Chez Léon passe sous contrôle français, mais promet de rester fidèle à son ADN
C’est une page d’histoire bruxelloise qui se tourne. Le célèbre restaurant Chez Léon, fondé en 1867 par la famille Vanlancker, a été repris à 100 % par le groupe français Groupe Joulie. L’accord a été finalisé lundi. Le repreneur met la main sur l’ensemble : murs, fonds de commerce, dettes et marque. Une cession lourde de symbole pour cette institution des Galeries Saint-Hubert, considérée comme le plus grand restaurant familial de Belgique.
Publié par Vanille Dujardin
Résumé de l'article
Institution historique des Galeries Saint-Hubert fondée en 1867, Chez Léon a été cédé au Groupe Joulie dans un contexte financier fragilisé par la crise sanitaire, l’inflation et les difficultés d’établissements liés. Le repreneur français reprend l’ensemble des actifs et s’engage à maintenir la carte, les prix et les contrats, tandis qu’une centaine d’emplois sont préservés. Poids lourd de l’horeca bruxellois avec des milliers de couverts par jour et un chiffre d’affaires d’environ 13 millions d’euros, la brasserie vise désormais un retour à l’équilibre avant d’éventuels investissements, sous une direction qui promet de respecter l’ADN du lieu malgré un passage symbolique sous contrôle étranger.
Pour Kevin Vanlancker, descendant du fondateur, la décision n’a pas été prise à la légère. Entre la crise du Covid (qui aurait coûté près de 4 millions d’euros), les indexations successives et les difficultés financières de l’établissement voisin Aux Armes de Bruxelles (auquel il est lié), la situation était devenue intenable.
Des emplois sauvés par le groupe parisien
Environ 100 travailleurs sont concernés par le changement. Selon Vanlancker, d’autres candidats s’étaient manifestés, dont des chaînes de restauration rapide, mais les conditions n’offraient pas les mêmes garanties pour le personnel. La famille insiste : céder l’établissement était, à leurs yeux, la seule option viable pour maintenir l’activité et éviter des licenciements massifs.

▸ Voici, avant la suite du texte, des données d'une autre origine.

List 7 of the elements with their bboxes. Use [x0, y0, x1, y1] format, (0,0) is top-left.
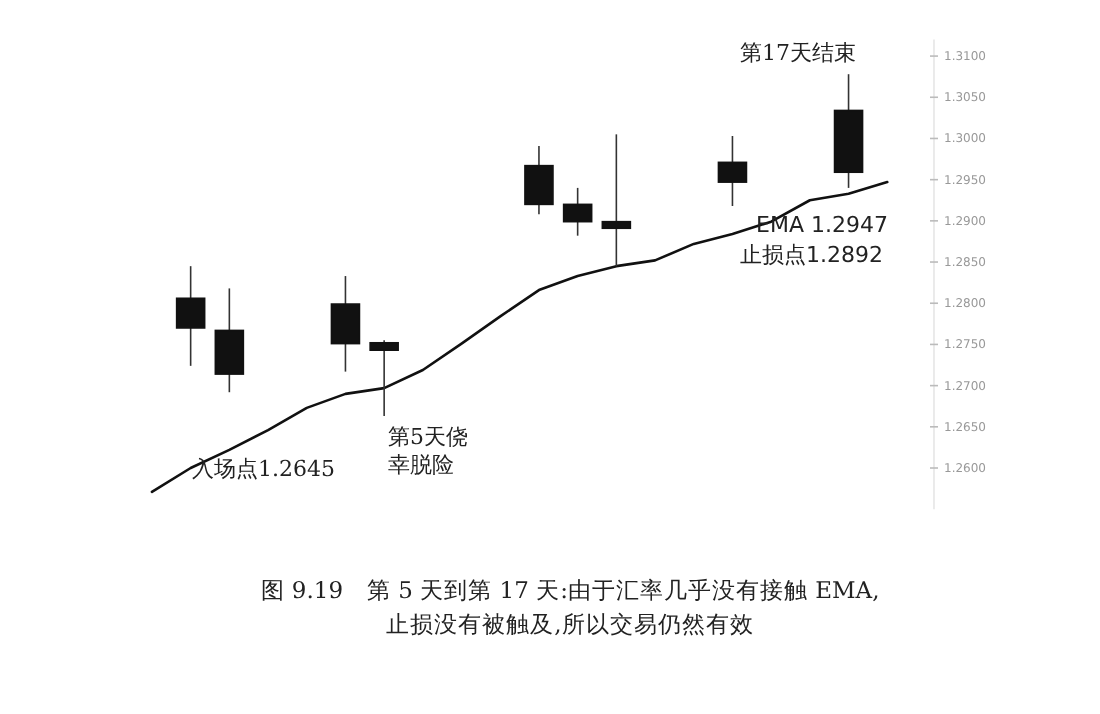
line-series	[150, 180, 889, 494]
annotation: EMA 1.2947	[756, 212, 888, 240]
annotation: 第17天结束	[740, 40, 856, 68]
annotation: 入场点1.2645	[192, 456, 335, 484]
annotation: 止损点1.2892	[740, 242, 883, 270]
text: 图 9.19 第 5 天到第 17 天:由于汇率几乎没有接触 EMA,止损没有被触及,所以交易仍然有效	[260, 574, 880, 642]
annotation: 第5天侥幸脱险	[388, 424, 470, 480]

Le repreneur, dirigé par Christophe Joulie, n’est pas un inconnu dans le paysage de la brasserie traditionnelle. Le Groupe Joulie possède notamment Bouillon Chartier, Au Bœuf Couronné, Le Sébillon ou encore Le Café du Commerce. Au total, une douzaine de brasseries à Paris et trois hôtels. Chez Leon est la première implantation du groupe hors de la capitale française. Le patron explique avoir découvert le restaurant il y a trois ans, lors d’une visite à Bruxelles avec l’idée initiale d’y développer un autre concept. Finalement, c’est la brasserie historique qui a retenu son attention. Il rassure les connaisseurs : préserver l’identité du lieu tout en le stabilisant financièrement. Carte, prix et contrats de travail seraient maintenus.
Un poids lourd de l’horeca belge
L’établissement bruxellois n’est pas une petite affaire. En 2025, son chiffre d’affaires avoisinait les 13 millions d’euros. En semaine, près de 1.500 couverts sont servis chaque jour, et jusqu’à 2.500 le samedi.
À court terme, l’objectif affiché est un retour à l’équilibre financier. Les investissements viendront ensuite. Reste que, pour Bruxelles, le symbole est fort : dans un contexte déjà fragile pour l’horeca bruxellois, une enseigne née au XIXe siècle sous pavillon belge passe désormais sous contrôle français. Mais ses nouveaux dirigeants promettent de respecter l’esprit de la maison. Affaire à suivre, donc… Dans les assiettes comme dans les comptes.